Il genere Myosotis (termine che in greco significa orecchie di topo dalla forma della foglia), della famiglia delle Boraginaceae, comprende circa 50 specie di erbe annuali o perenni, alcune conosciute anche come nontiscordardimé.

Miti e folklore[modifica | modifica wikitesto]

Gli occhi della Madonna; Veronica persica.

I myosotis possono essere scambiati anche con gli "occhi della Madonna", denominazione però propria della Veronica comune.
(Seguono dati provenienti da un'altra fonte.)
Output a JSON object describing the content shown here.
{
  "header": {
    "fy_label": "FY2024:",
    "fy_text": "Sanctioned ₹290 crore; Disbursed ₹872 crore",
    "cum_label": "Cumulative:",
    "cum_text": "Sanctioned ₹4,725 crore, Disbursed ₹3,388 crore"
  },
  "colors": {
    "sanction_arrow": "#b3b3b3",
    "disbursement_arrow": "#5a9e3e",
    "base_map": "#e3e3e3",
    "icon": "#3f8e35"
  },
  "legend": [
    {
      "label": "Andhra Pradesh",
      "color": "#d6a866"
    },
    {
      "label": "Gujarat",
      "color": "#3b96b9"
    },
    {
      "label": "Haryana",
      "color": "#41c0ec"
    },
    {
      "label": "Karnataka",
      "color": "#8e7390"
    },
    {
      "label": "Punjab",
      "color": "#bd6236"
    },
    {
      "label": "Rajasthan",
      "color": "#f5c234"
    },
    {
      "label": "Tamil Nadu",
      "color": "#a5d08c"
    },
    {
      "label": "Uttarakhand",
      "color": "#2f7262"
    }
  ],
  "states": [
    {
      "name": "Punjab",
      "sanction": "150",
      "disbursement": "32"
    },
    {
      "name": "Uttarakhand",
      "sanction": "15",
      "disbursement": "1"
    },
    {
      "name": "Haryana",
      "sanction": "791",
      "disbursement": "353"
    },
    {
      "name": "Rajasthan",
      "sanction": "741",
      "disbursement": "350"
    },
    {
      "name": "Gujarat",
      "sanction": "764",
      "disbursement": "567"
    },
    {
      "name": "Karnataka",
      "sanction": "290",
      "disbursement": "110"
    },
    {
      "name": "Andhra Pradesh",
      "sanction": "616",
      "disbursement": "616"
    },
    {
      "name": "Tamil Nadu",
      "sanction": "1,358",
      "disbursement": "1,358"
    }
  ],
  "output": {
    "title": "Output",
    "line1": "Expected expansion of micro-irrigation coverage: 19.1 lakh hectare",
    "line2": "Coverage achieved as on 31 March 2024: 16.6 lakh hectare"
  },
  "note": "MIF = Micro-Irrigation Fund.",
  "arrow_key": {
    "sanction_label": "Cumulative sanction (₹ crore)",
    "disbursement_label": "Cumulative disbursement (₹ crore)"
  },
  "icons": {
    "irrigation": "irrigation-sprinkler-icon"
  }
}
Secondo la tradizione la denominazione di "nontiscordardimé" sarebbe legata a una leggenda germanica secondo la quale Dio stava dando il nome alle piante quando una piantina, ancora senza nome, gridò: "Non ti scordar di me, Dio!" e Dio replicò: "Quello sarà il tuo nome!"[1].
Secondo una più recente leggenda sarebbe invece legata ad un avvenimento occorso lungo il Danubio, in Austria: due giovani stavano scambiandosi le promesse attraverso il simbolo di questo fiore, ma lui cadde nel fiume e le gridò tale frase come promessa di eterno amore[2].
Dagli antichi era chiamato erba sacra ed era usata nella preparazione di medicamenti per gli occhi. Plinio il Vecchio dice che il fiore era considerato un simbolo di salvezza dal dolore e da ciò che potesse incupire la vita.

Nella Germania del XV secolo, chi indossava il fiore non sarebbe stato dimenticato dalla propria amata; mentre le donne lo indossavano come segno di fedeltà.[senza fonte]
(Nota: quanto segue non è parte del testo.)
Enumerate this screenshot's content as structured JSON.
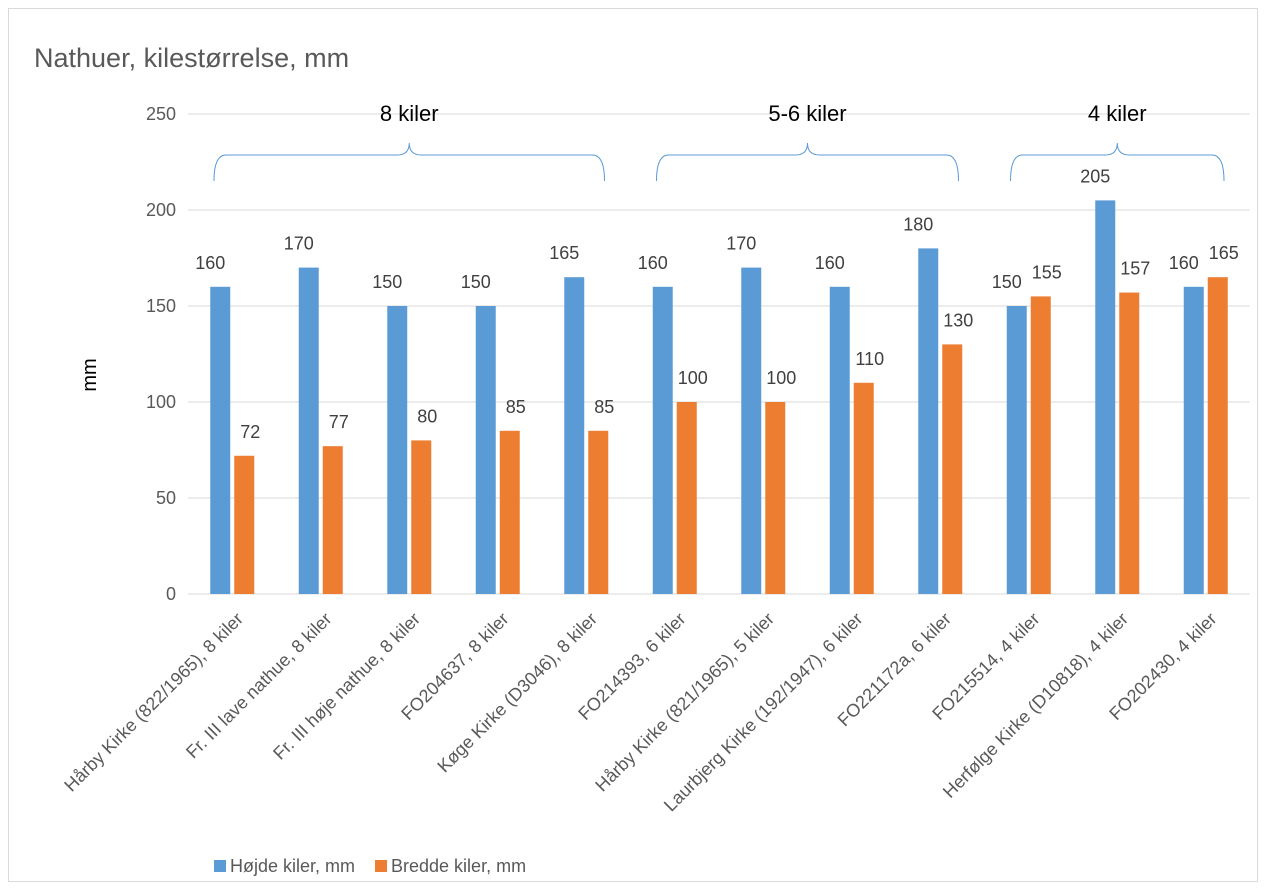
{
  "chart_data": {
    "type": "bar",
    "title": "Nathuer, kilestørrelse, mm",
    "xlabel": "",
    "ylabel": "mm",
    "ylim": [
      0,
      250
    ],
    "yticks": [
      0,
      50,
      100,
      150,
      200,
      250
    ],
    "grid": true,
    "legend_position": "bottom-left",
    "categories": [
      "Hårby Kirke (822/1965), 8 kiler",
      "Fr. III lave nathue, 8 kiler",
      "Fr. III høje nathue, 8 kiler",
      "FO204637, 8 kiler",
      "Køge Kirke (D3046), 8 kiler",
      "FO214393, 6 kiler",
      "Hårby Kirke (821/1965), 5 kiler",
      "Laurbjerg Kirke (192/1947), 6 kiler",
      "FO221172a, 6 kiler",
      "FO215514, 4 kiler",
      "Herfølge Kirke (D10818), 4 kiler",
      "FO202430, 4 kiler"
    ],
    "series": [
      {
        "name": "Højde kiler, mm",
        "color": "#5b9bd5",
        "values": [
          160,
          170,
          150,
          150,
          165,
          160,
          170,
          160,
          180,
          150,
          205,
          160
        ]
      },
      {
        "name": "Bredde kiler, mm",
        "color": "#ed7d31",
        "values": [
          72,
          77,
          80,
          85,
          85,
          100,
          100,
          110,
          130,
          155,
          157,
          165
        ]
      }
    ],
    "group_annotations": [
      {
        "label": "8 kiler",
        "from": 0,
        "to": 4
      },
      {
        "label": "5-6 kiler",
        "from": 5,
        "to": 8
      },
      {
        "label": "4 kiler",
        "from": 9,
        "to": 11
      }
    ],
    "bracket_color": "#5b9bd5"
  }
}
Il "nontiscordardimé" è stato adottato a livello internazionale come fiore ufficiale della Festa dei nonni.

La massoneria usa il "nontiscordardimé" per ricordare i massoni vittime del regime nazista. I massoni tedeschi, infatti, si riconoscevano tramite questo simbolo, al tempo segreto, dato che il terzo Reich (così come tutti i regimi totalitari) aveva messo al bando le associazioni massoniche e deportava i massoni quali "dissidenti politici"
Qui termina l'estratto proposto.